2013-07-11 / Views

From the Braver Institute

Blueberry season this year (so I am told) is supposed to be a very good one. Apparently the never-ending winter and the absence of spring is what is needed to produce a bumper crop, but I have no idea about such things even though I grew up in prime blueberry country.

People would come from all over the place to pick blueberries that grew abundantly in the sand among the pines of my childhood home. So plentiful were the blueberries that my mother could pick for hours in our backyard alone.

My summers were filled with the aroma of blueberry pies and blueberry buckle and the idea of such a thing may make the reader think how wonderful that may have been. I suppose it would be wonderful to me too if not for one thing …

… I hate blueberries.

Okay, I don’t mind eating blueberries, they do taste good. Okay, the blueberries in the stores don’t taste good, but wild blueberries taste good. The storebought blueberries don’t have much flavor at all.

I’m getting sidetracked.

Anyway, wild blueberries taste good, but if I never have a slice of blueberry pie again, it will be too soon. The curse that comes with growing up in the heart of blueberry country is that parents look upon children as free berrypicking laborers. From the time we were able to crawl Ma Braver would send us out to the fields to slave from sunup to sundown picking berries.

Okay, we weren’t that young and we didn’t have to pick that long, but we had to pick long enough for me to develop a strong disliking for blueberries. I didn’t have the patience to sit among the blueberry bushes and s-l-o-w-l-y try to fill an ice cream pail. Invariably I would end up eating more berries than would find their way to the pail.

Thinking about it now, I feel the same way about strawberries as I do about blueberries. When I was young my grandparents owned a farm where they grew strawberries, among other things. Similar berry picking orders were given to us whenever we visited the farm.

I can remember sitting in the strawberry patch eating my fill of strawberries and returning with an empty wooden basket (strawberries were a cash crop so a more dignified container than an ice cream pail was justified).

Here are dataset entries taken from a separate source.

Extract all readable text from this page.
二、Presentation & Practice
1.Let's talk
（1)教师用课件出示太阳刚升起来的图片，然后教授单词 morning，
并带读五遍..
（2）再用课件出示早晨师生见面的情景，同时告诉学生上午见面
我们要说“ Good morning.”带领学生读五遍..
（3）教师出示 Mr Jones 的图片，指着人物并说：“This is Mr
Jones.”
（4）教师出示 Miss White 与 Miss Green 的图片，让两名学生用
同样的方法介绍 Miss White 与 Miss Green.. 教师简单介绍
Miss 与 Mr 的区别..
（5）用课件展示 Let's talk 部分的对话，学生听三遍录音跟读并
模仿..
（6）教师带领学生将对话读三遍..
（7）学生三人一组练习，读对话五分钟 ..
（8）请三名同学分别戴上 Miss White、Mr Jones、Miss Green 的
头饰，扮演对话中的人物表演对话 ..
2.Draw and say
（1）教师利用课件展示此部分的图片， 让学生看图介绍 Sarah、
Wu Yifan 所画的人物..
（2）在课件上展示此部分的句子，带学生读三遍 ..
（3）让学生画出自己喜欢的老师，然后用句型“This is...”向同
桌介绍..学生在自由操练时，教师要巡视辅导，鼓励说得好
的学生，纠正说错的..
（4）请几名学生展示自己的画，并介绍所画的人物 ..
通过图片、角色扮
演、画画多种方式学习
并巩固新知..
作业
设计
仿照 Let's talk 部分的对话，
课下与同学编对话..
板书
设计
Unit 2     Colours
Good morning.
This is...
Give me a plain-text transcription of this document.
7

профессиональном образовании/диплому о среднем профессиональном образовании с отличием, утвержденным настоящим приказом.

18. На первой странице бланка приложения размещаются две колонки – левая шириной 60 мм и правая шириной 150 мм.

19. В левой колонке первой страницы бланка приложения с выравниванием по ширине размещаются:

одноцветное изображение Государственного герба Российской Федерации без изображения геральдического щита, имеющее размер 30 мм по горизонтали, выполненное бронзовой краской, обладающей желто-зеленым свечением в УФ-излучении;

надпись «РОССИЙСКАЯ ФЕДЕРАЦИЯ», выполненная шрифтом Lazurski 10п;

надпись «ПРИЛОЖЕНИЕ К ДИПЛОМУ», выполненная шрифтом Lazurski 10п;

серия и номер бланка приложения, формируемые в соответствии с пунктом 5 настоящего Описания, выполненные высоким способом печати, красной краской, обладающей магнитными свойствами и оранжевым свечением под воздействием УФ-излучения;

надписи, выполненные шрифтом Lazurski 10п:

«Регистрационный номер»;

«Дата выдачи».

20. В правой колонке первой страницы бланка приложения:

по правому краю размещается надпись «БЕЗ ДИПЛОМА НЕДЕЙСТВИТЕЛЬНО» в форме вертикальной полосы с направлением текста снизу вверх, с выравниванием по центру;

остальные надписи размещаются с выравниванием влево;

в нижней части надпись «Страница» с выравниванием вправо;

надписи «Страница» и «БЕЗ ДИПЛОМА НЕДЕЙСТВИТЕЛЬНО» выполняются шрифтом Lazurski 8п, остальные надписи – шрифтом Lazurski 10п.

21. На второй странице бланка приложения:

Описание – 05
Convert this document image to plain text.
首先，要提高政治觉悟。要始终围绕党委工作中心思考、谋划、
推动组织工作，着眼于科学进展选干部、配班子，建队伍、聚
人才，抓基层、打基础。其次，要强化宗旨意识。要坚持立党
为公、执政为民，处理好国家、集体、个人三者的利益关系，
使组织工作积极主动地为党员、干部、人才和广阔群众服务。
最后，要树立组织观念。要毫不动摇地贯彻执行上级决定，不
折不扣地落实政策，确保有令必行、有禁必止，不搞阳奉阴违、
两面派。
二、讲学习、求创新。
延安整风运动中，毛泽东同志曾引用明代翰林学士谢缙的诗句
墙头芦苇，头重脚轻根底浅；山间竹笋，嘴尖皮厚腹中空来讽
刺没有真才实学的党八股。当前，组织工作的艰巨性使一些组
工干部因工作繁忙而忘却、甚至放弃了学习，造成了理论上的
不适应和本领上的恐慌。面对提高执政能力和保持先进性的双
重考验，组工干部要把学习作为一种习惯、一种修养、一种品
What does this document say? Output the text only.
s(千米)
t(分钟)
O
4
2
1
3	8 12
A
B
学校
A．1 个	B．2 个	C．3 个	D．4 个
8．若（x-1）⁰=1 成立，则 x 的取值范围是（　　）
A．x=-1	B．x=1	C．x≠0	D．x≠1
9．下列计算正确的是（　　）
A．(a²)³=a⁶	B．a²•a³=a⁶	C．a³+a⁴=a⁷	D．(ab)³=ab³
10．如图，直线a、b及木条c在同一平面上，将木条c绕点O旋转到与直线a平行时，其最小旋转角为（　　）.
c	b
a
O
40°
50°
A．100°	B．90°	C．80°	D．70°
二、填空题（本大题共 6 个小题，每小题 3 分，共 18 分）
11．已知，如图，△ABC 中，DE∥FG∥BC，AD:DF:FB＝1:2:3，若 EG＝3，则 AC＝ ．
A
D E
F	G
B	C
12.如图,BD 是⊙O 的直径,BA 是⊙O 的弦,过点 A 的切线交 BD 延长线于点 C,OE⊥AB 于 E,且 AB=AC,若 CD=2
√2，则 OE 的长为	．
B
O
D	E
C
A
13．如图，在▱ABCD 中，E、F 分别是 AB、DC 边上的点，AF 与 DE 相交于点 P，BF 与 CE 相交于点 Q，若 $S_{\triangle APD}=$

I remember Ma Braver telling me that if I didn’t pick a quart of strawberries that I wouldn’t get any strawberry pie. Fine by me. My disdain for picking strawberries significantly outweighed my desire for strawberry pie. Not eating pie in exchange for not picking berries was a better than fair trade from where I was standing.

Around the same time a similar ultimatum was issued regarding blueberry picking and with similar results. Goodbye blueberry pie. I’ll bet that I haven’t had blueberry pie in over thirty years and I haven’t missed it one bit.

Prior to writing this I was talking with my big sister, Sorta. I asked her if she ever had to pick strawberries on the farm. She told me that she didn’t but she did pick cucumbers and she was paid cash money to pick them. Now getting paid in greenbacks as opposed to pie is a horse of a different color. If I had been offered money for picking you probably wouldn’t have gotten me out of the field until the last berry was picked. With money I could have bought pie and I could have bought anything else I wanted at the time, like comic books, Mad magazines, or model airplanes. Cash is an amazing motivational tool.

Sure, I could have picked blueberries and/or strawberries and tried to sell them but that would involve trying to market them to people surrounded by blueberries and/or strawberries. It would have been like trying to sell the proverbial refrigerators to Eskimos.

It would seem that the only payment I could muster out of a berry was the instant gratification of eating the thing.

It reminds me of the last time I ever picked a berry. Ten years ago or so when I worked for my good friend Wayne Ghengis, the yard of his business was loaded with blackberries. You couldn’t swing a dead cat without hitting a blackberry bush that was so loaded with berries that the plant could barely support the weight. So plentiful were the blackberries that there was almost no need to bring a lunch. A couple of minutes of picking produced enough berries for a meal. The best part was that blackberries don’t grow close to the ground like blueberries and strawberries.

I still like blackberries. I’m glad Wayne never issued an ultimatum to pick the things.